Algérie : « Le Repenti » de Merzak Allouache, entre vérité et réconciliation
Comment vivre de nouveau ensemble après l’horreur ? Merzak Allouache évoque avec talent les défis de l’Algérie.
En plein hiver par – 10 °C, parfois dans la neige, dans une région montagneuse près de Béchar, au sud-ouest d’Alger, le tournage s’est déroulé dans des conditions plutôt difficiles. À tel point que les acteurs du film étaient encore marqués par cette rude expérience plusieurs mois après, quand ils étaient venus présenter Le Repenti sous un magnifique soleil au dernier Festival de Cannes, où il a été primé par la Quinzaine des réalisateurs. Il est vrai que le dernier long-métrage de Merzak Allouache raconte lui-même une histoire des plus éprouvantes.
L’idée du film a germé longtemps dans l’esprit du réalisateur. Il avait été frappé en 1999, de retour au pays après sept années d’absence forcée, par l’ambiance optimiste et quelque peu irréelle qui régnait en Algérie après l’adoption d’une politique de « concorde civile ». Celle-ci devait conduire à l’apaisement, sinon à l’arrêt définitif, de la violence en autorisant les islamistes partis au maquis à se réinsérer dans la société s’ils affirmaient n’avoir pas de sang sur les mains. Mais, comment, après tous les massacres et les attentats qui avaient endeuillé tant de familles, serait-il possible de vivre à nouveau avec ces « repentis », comme on les avait nommés ? Surtout si leur repentance n’était pas aussi évidente qu’ils l’affirmaient.
Lucidité
Le film évoque ainsi, à partir d’un fait réel, comment l’un de ces repentis, Rachid, contacte un pharmacien et sa femme, Lakhdar et Djamila, pour leur proposer un horrible marché : retrouver le cadavre de leur fille enlevée, maltraitée et tuée quelques années plus tôt par le groupe d’islamistes armés auquel il appartenait, en échange d’une « récompense ». Tous trois partent donc ensemble dans la montagne.

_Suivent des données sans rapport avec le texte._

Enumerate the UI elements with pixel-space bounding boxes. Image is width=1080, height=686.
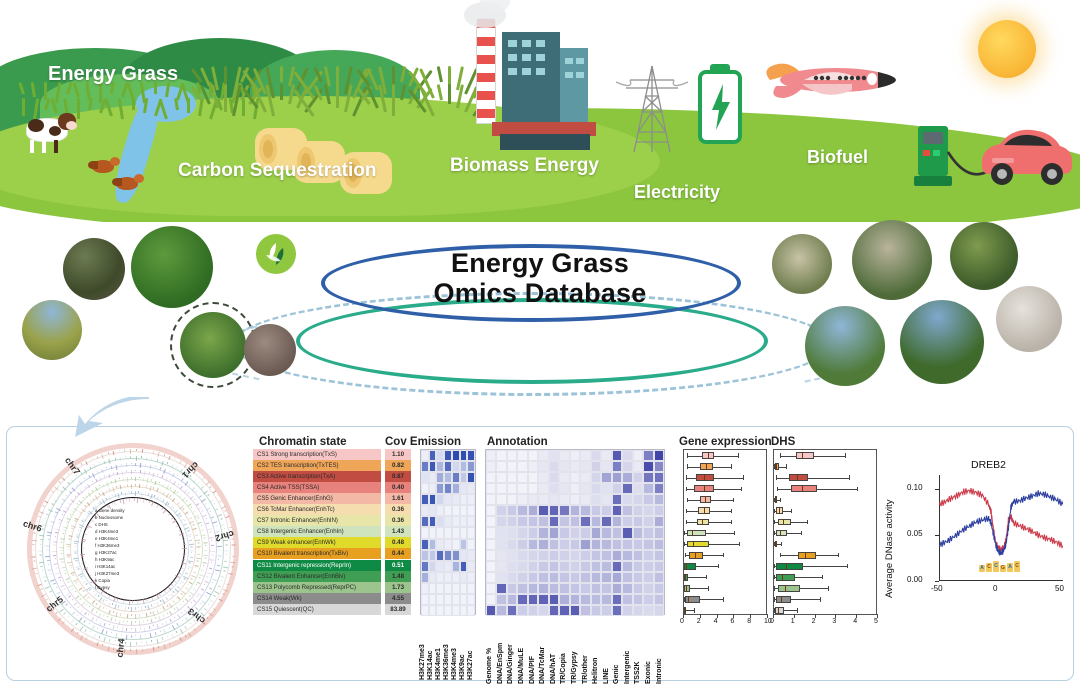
heatmap-cell <box>570 561 580 572</box>
heatmap-cell <box>612 594 622 605</box>
heatmap-cell <box>612 539 622 550</box>
heatmap-cell <box>452 450 460 461</box>
heatmap-cell <box>429 483 437 494</box>
heatmap-cell <box>538 605 548 616</box>
circos-track-tick <box>53 554 56 555</box>
circos-track-tick <box>187 530 189 532</box>
boxplot-box <box>775 607 783 614</box>
boxplot-whisker-cap <box>731 464 732 468</box>
circos-track-tick <box>201 525 202 526</box>
heatmap-cell <box>601 505 611 516</box>
heatmap-cell <box>421 527 429 538</box>
boxplot-whisker-cap <box>820 597 821 601</box>
heatmap-cell <box>633 461 643 472</box>
heatmap-cell <box>580 605 590 616</box>
boxplot-box <box>798 552 816 559</box>
circos-track-tick <box>141 649 142 652</box>
power-pylon-icon <box>616 60 688 156</box>
heatmap-cell <box>643 572 653 583</box>
heatmap-cell <box>622 516 632 527</box>
heatmap-cell <box>496 561 506 572</box>
annotation-column-label: TR/Copia <box>560 653 567 684</box>
heatmap-cell <box>538 583 548 594</box>
heatmap-cell <box>612 583 622 594</box>
circos-track-tick <box>209 568 212 570</box>
circos-track-tick <box>131 628 132 629</box>
grass-photo <box>950 222 1018 290</box>
circos-track-tick <box>63 533 64 534</box>
heatmap-cell <box>429 494 437 505</box>
heatmap-cell <box>538 594 548 605</box>
heatmap-cell <box>559 472 569 483</box>
boxplot-median <box>778 607 779 614</box>
boxplot-whisker-cap <box>723 553 724 557</box>
heatmap-cell <box>452 472 460 483</box>
heatmap-cell <box>496 483 506 494</box>
heatmap-cell <box>436 572 444 583</box>
circos-track-tick <box>140 470 141 473</box>
boxplot-box <box>776 574 794 581</box>
heatmap-cell <box>622 539 632 550</box>
heatmap-cell <box>421 483 429 494</box>
circos-legend: a Gene densityb Nucleosomec DHSd H3K4me3… <box>89 505 179 593</box>
heatmap-cell <box>633 450 643 461</box>
axis-tick-label: 1 <box>791 618 795 625</box>
chromatin-state-row[interactable]: CS2 TES transcription(TxTES) <box>253 460 381 471</box>
heatmap-cell <box>643 516 653 527</box>
heatmap-cell <box>570 550 580 561</box>
boxplot-whisker-cap <box>686 520 687 524</box>
circos-track-tick <box>124 492 126 496</box>
heatmap-cell <box>633 527 643 538</box>
heatmap-cell <box>460 539 468 550</box>
heatmap-cell <box>429 550 437 561</box>
dnase-y-tick: 0.00 <box>907 575 923 584</box>
heatmap-cell <box>467 550 475 561</box>
heatmap-cell <box>612 505 622 516</box>
circos-track-tick <box>60 550 63 551</box>
circos-track-tick <box>229 521 230 522</box>
boxplot-whisker-cap <box>822 575 823 579</box>
highlight-ring <box>170 302 256 388</box>
chromatin-state-row[interactable]: CS12 Bivalent Enhancer(EnhBiv) <box>253 571 381 582</box>
heatmap-cell <box>517 561 527 572</box>
motif-letter: G <box>1000 565 1006 572</box>
heatmap-cell <box>507 450 517 461</box>
circos-track-tick <box>184 555 185 556</box>
heatmap-cell <box>429 605 437 616</box>
circos-track-tick <box>83 558 84 559</box>
boxplot-box <box>789 474 809 481</box>
circos-track-tick <box>190 622 191 623</box>
heatmap-cell <box>559 550 569 561</box>
grass-tuft <box>132 98 135 110</box>
heatmap-cell <box>460 594 468 605</box>
chromatin-state-row[interactable]: CS6 TcMar Enhancer(EnhTc) <box>253 504 381 515</box>
boxplot-whisker-cap <box>774 575 775 579</box>
circos-track-tick <box>89 467 91 469</box>
heatmap-cell <box>467 494 475 505</box>
circos-track-tick <box>166 605 168 607</box>
circos-track-tick <box>148 471 149 473</box>
heatmap-cell <box>486 527 496 538</box>
circos-track-tick <box>174 640 175 641</box>
boxplot-median <box>685 574 686 581</box>
boxplot-whisker-cap <box>781 542 782 546</box>
chromatin-state-row[interactable]: CS3 Active transcription(TxA) <box>253 471 381 482</box>
heatmap-cell <box>467 605 475 616</box>
circos-track-tick <box>52 594 53 595</box>
heatmap-cell <box>612 561 622 572</box>
heatmap-cell <box>612 450 622 461</box>
heatmap-cell <box>429 505 437 516</box>
chromatin-state-row[interactable]: CS7 Intronic Enhancer(EnhIN) <box>253 515 381 526</box>
heatmap-cell <box>507 572 517 583</box>
heatmap-cell <box>517 594 527 605</box>
airplane-icon <box>760 50 900 112</box>
gene-expression-boxplot <box>683 449 767 615</box>
circos-track-tick <box>67 624 68 625</box>
heatmap-cell <box>622 561 632 572</box>
heatmap-cell <box>517 461 527 472</box>
heatmap-cell <box>559 594 569 605</box>
heatmap-cell <box>601 472 611 483</box>
circos-track-tick <box>136 449 137 451</box>
header-dhs: DHS <box>771 436 795 448</box>
boxplot-whisker-cap <box>743 475 744 479</box>
axis-tick-label: 8 <box>747 618 751 625</box>
heatmap-cell <box>421 494 429 505</box>
heatmap-cell <box>436 561 444 572</box>
boxplot-whisker-cap <box>774 586 775 590</box>
circos-track-tick <box>135 477 136 481</box>
boxplot-whisker-cap <box>723 597 724 601</box>
circos-track-tick <box>121 464 122 466</box>
circos-track-tick <box>174 458 175 459</box>
circos-track-tick <box>63 529 66 531</box>
boxplot-median <box>805 552 806 559</box>
chromatin-state-row[interactable]: CS1 Strong transcription(TxS) <box>253 449 381 460</box>
heatmap-cell <box>507 527 517 538</box>
heatmap-cell <box>486 550 496 561</box>
heatmap-cell <box>622 594 632 605</box>
heatmap-cell <box>528 539 538 550</box>
circos-track-tick <box>131 621 132 625</box>
heatmap-cell <box>580 572 590 583</box>
heatmap-cell <box>654 516 664 527</box>
heatmap-cell <box>444 561 452 572</box>
chromatin-state-list: CS1 Strong transcription(TxS)CS2 TES tra… <box>253 449 385 615</box>
circos-track-tick <box>135 607 136 610</box>
circos-track-tick <box>32 556 36 557</box>
boxplot-box <box>776 596 791 603</box>
heatmap-cell <box>601 539 611 550</box>
chromatin-state-row[interactable]: CS11 Intergenic repression(ReprIn) <box>253 560 381 571</box>
grass-tuft <box>448 66 451 86</box>
axis-tick-mark <box>717 614 718 618</box>
annotation-column-label: Intergenic <box>624 651 631 684</box>
circos-track-tick <box>131 470 132 474</box>
heatmap-cell <box>612 605 622 616</box>
heatmap-cell <box>622 527 632 538</box>
heatmap-cell <box>496 583 506 594</box>
heatmap-cell <box>591 505 601 516</box>
heatmap-cell <box>591 550 601 561</box>
heatmap-cell <box>591 483 601 494</box>
dnase-y-tick: 0.10 <box>907 483 923 492</box>
boxplot-median <box>780 530 781 537</box>
heatmap-cell <box>601 583 611 594</box>
axis-tick-mark <box>794 614 795 618</box>
axis-tick-label: 2 <box>697 618 701 625</box>
heatmap-cell <box>486 483 496 494</box>
heatmap-cell <box>496 539 506 550</box>
boxplot-whisker-cap <box>801 531 802 535</box>
circos-track-tick <box>113 472 114 473</box>
grass-tuft <box>336 84 339 108</box>
boxplot-box <box>796 452 814 459</box>
heatmap-cell <box>507 461 517 472</box>
circos-track-tick <box>220 518 222 520</box>
circos-track-tick <box>141 642 142 643</box>
heatmap-cell <box>622 483 632 494</box>
heatmap-cell <box>580 483 590 494</box>
heatmap-cell <box>517 550 527 561</box>
heatmap-cell <box>591 594 601 605</box>
circos-legend-item: k Copia <box>95 578 110 583</box>
motif-letter: C <box>1014 561 1020 572</box>
heatmap-cell <box>654 583 664 594</box>
boxplot-box <box>685 596 700 603</box>
heatmap-cell <box>654 527 664 538</box>
heatmap-cell <box>559 605 569 616</box>
heatmap-cell <box>643 539 653 550</box>
chromatin-state-row[interactable]: CS4 Active TSS(TSSA) <box>253 482 381 493</box>
circos-track-tick <box>138 607 139 608</box>
circos-track-tick <box>61 538 65 540</box>
heatmap-cell <box>580 561 590 572</box>
annotation-column-label: Helitron <box>592 658 599 684</box>
circos-legend-item: e H3K4me1 <box>95 536 118 541</box>
boxplot-whisker-cap <box>845 453 846 457</box>
grass-photo <box>805 306 885 386</box>
circos-track-tick <box>81 556 84 557</box>
annotation-heatmap <box>485 449 665 615</box>
heatmap-cell <box>436 550 444 561</box>
grass-photo <box>900 300 984 384</box>
axis-tick-mark <box>750 614 751 618</box>
heatmap-cell <box>601 527 611 538</box>
circos-track-tick <box>155 466 156 467</box>
heatmap-cell <box>517 450 527 461</box>
heatmap-cell <box>570 472 580 483</box>
heatmap-cell <box>654 472 664 483</box>
chromatin-state-row[interactable]: CS13 Polycomb Repressed(ReprPC) <box>253 582 381 593</box>
circos-track-tick <box>224 528 225 529</box>
heatmap-cell <box>601 550 611 561</box>
circos-track-tick <box>68 538 70 539</box>
circos-track-tick <box>188 514 189 515</box>
circos-track-tick <box>80 554 85 555</box>
circos-track-tick <box>54 515 55 516</box>
heatmap-cell <box>559 527 569 538</box>
leaf-badge-icon <box>256 234 296 274</box>
circos-track-tick <box>114 479 116 483</box>
circos-track-tick <box>167 635 168 636</box>
heatmap-cell <box>460 583 468 594</box>
circos-plot: a Gene densityb Nucleosomec DHSd H3K4me3… <box>19 435 247 675</box>
boxplot-whisker-cap <box>739 542 740 546</box>
circos-track-tick <box>69 564 72 566</box>
heatmap-cell <box>643 505 653 516</box>
heatmap-cell <box>570 527 580 538</box>
heatmap-cell <box>559 561 569 572</box>
chromatin-state-row[interactable]: CS15 Quiescent(QC) <box>253 604 381 615</box>
annotation-column-label: TR/Gypsy <box>571 651 578 684</box>
heatmap-cell <box>452 527 460 538</box>
heatmap-cell <box>467 450 475 461</box>
boxplot-whisker-cap <box>685 553 686 557</box>
boxplot-whisker-cap <box>684 531 685 535</box>
dnase-y-axis-label: Average DNase activity <box>884 499 895 598</box>
heatmap-cell <box>517 516 527 527</box>
axis-tick-mark <box>733 614 734 618</box>
boxplot-whisker-cap <box>776 475 777 479</box>
heatmap-cell <box>429 572 437 583</box>
chromatin-state-row[interactable]: CS8 Intergenic Enhancer(EnhIn) <box>253 526 381 537</box>
boxplot-whisker-cap <box>847 564 848 568</box>
grass-photo <box>22 300 82 360</box>
heatmap-cell <box>507 605 517 616</box>
heatmap-cell <box>549 550 559 561</box>
heatmap-cell <box>633 561 643 572</box>
heatmap-cell <box>429 516 437 527</box>
circos-track-tick <box>128 607 129 609</box>
dnase-y-tick-mark <box>935 581 939 582</box>
circos-legend-item: d H3K4me3 <box>95 529 118 534</box>
chromatin-state-row[interactable]: CS5 Genic Enhancer(EnhG) <box>253 493 381 504</box>
circos-track-tick <box>188 584 189 585</box>
heatmap-cell <box>612 494 622 505</box>
circos-track-tick <box>76 631 78 633</box>
heatmap-cell <box>570 594 580 605</box>
circos-track-tick <box>52 551 57 552</box>
heatmap-cell <box>460 483 468 494</box>
dhs-boxplot <box>773 449 877 615</box>
heatmap-cell <box>601 461 611 472</box>
heatmap-cell <box>528 583 538 594</box>
heatmap-cell <box>591 494 601 505</box>
heatmap-cell <box>429 539 437 550</box>
heatmap-cell <box>486 505 496 516</box>
circos-track-tick <box>75 495 76 496</box>
scene-label-0: Energy Grass <box>48 63 178 86</box>
heatmap-cell <box>436 516 444 527</box>
boxplot-whisker-cap <box>731 509 732 513</box>
heatmap-cell <box>496 527 506 538</box>
circos-track-tick <box>128 498 129 502</box>
heatmap-cell <box>460 472 468 483</box>
heatmap-cell <box>452 561 460 572</box>
boxplot-whisker-cap <box>838 553 839 557</box>
circos-track-tick <box>39 561 44 563</box>
heatmap-cell <box>444 605 452 616</box>
heatmap-cell <box>444 505 452 516</box>
heatmap-cell <box>591 561 601 572</box>
heatmap-cell <box>436 505 444 516</box>
circos-chr-label-chr4: chr4 <box>115 638 127 658</box>
heatmap-cell <box>538 494 548 505</box>
dnase-series-forward-strand <box>939 488 1063 552</box>
chromatin-state-row[interactable]: CS10 Bivalent transcription(TxBiv) <box>253 548 381 559</box>
heatmap-cell <box>580 494 590 505</box>
circos-track-tick <box>203 542 207 544</box>
heatmap-cell <box>643 450 653 461</box>
boxplot-median <box>783 519 784 526</box>
heatmap-cell <box>467 561 475 572</box>
heatmap-cell <box>622 605 632 616</box>
heatmap-cell <box>486 450 496 461</box>
circos-track-tick <box>225 550 229 551</box>
circos-track-tick <box>75 546 76 547</box>
circos-track-tick <box>73 557 78 559</box>
circos-track-tick <box>219 549 221 550</box>
circos-track-tick <box>181 535 183 537</box>
heatmap-cell <box>580 472 590 483</box>
cov-emission-value: 1.43 <box>385 526 411 537</box>
heatmap-cell <box>633 472 643 483</box>
heatmap-cell <box>444 483 452 494</box>
heatmap-cell <box>528 516 538 527</box>
boxplot-whisker-cap <box>774 597 775 601</box>
heatmap-cell <box>538 450 548 461</box>
boxplot-whisker-cap <box>687 453 688 457</box>
heatmap-cell <box>444 494 452 505</box>
heatmap-cell <box>436 494 444 505</box>
heatmap-cell <box>436 483 444 494</box>
grass-tuft <box>448 84 451 104</box>
chromatin-state-row[interactable]: CS14 Weak(Wk) <box>253 593 381 604</box>
heatmap-cell <box>643 561 653 572</box>
boxplot-box <box>689 552 703 559</box>
circos-track-tick <box>136 649 137 654</box>
circos-track-tick <box>32 539 37 541</box>
heatmap-cell <box>570 483 580 494</box>
heatmap-cell <box>549 527 559 538</box>
heatmap-cell <box>580 461 590 472</box>
emission-column-label: H3K27me3 <box>419 644 426 680</box>
heatmap-cell <box>549 483 559 494</box>
boxplot-whisker-cap <box>734 531 735 535</box>
circos-track-tick <box>197 554 200 555</box>
boxplot-whisker-cap <box>708 586 709 590</box>
boxplot-median <box>702 519 703 526</box>
circos-track-tick <box>107 616 108 617</box>
heatmap-cell <box>549 594 559 605</box>
heatmap-cell <box>486 516 496 527</box>
heatmap-cell <box>460 605 468 616</box>
heatmap-cell <box>654 539 664 550</box>
circos-legend-item: i H3K14ac <box>95 564 115 569</box>
dnase-y-tick: 0.05 <box>907 529 923 538</box>
dnase-x-tick: 0 <box>993 584 997 593</box>
cov-emission-value: 0.40 <box>385 482 411 493</box>
chromatin-state-row[interactable]: CS9 Weak enhancer(EnhWk) <box>253 537 381 548</box>
heatmap-cell <box>601 450 611 461</box>
axis-tick-mark <box>700 614 701 618</box>
circos-track-tick <box>60 502 62 504</box>
heatmap-cell <box>591 605 601 616</box>
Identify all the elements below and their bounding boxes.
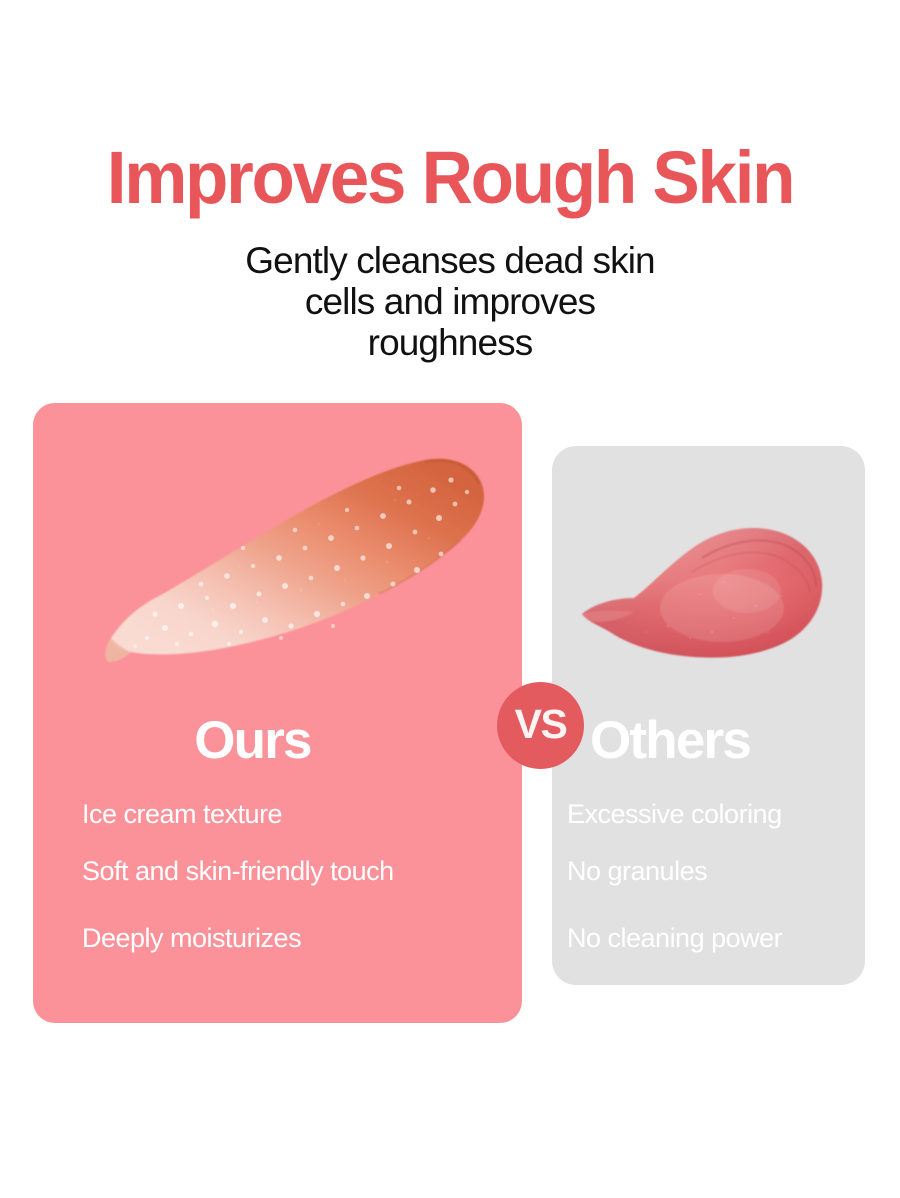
card-heading-ours: Ours (0, 714, 505, 767)
feature-item: Ice cream texture (82, 801, 502, 828)
feature-item: Excessive coloring (567, 801, 867, 828)
ours-product-swatch-icon (95, 438, 495, 683)
others-speckle-texture-icon (645, 581, 783, 640)
page-subtitle: Gently cleanses dead skin cells and impr… (170, 240, 730, 363)
subtitle-line-3: roughness (170, 322, 730, 363)
infographic-page: Improves Rough Skin Gently cleanses dead… (0, 0, 900, 1198)
ours-granule-texture-icon (133, 477, 469, 648)
feature-item: Soft and skin-friendly touch (82, 858, 502, 885)
others-product-swatch-icon (572, 486, 837, 676)
vs-badge-label: VS (515, 704, 567, 745)
feature-item: Deeply moisturizes (82, 925, 502, 952)
subtitle-line-2: cells and improves (170, 281, 730, 322)
feature-list-others: Excessive coloring No granules No cleani… (567, 798, 867, 952)
feature-item: No granules (567, 858, 867, 885)
feature-list-ours: Ice cream texture Soft and skin-friendly… (82, 798, 502, 952)
vs-badge: VS (497, 682, 584, 769)
feature-item: No cleaning power (567, 925, 867, 952)
subtitle-line-1: Gently cleanses dead skin (170, 240, 730, 281)
card-heading-others: Others (590, 714, 750, 767)
page-title: Improves Rough Skin (18, 139, 882, 217)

Avec cette histoire tragique, le plus prolifique des cinéastes maghrébins démontre une fois de plus avec talent sa détermination à explorer l’histoire contemporaine de son pays et les évolutions de la société algérienne en grattant de préférence là où ça fait mal. Ce qui lui vaut parfois d’être mis en accusation par certains de ses compatriotes. Comme si le fait de jeter un regard critique mais lucide sur la réalité pouvait être confondu avec une propension à ne pas aimer sa terre natale. Le cinéaste, heureusement, n’en a cure et poursuit son chemin. Avec des films qui ne sont pas tous des réussites totales mais qui, bien souvent, de la comédie culte Omar Gatlato en 1977 aux longs-métrages plus « engagés » comme Bab El Oued City en 1994 ou aujourd’hui Le Repenti, resteront comme des oeuvres marquantes.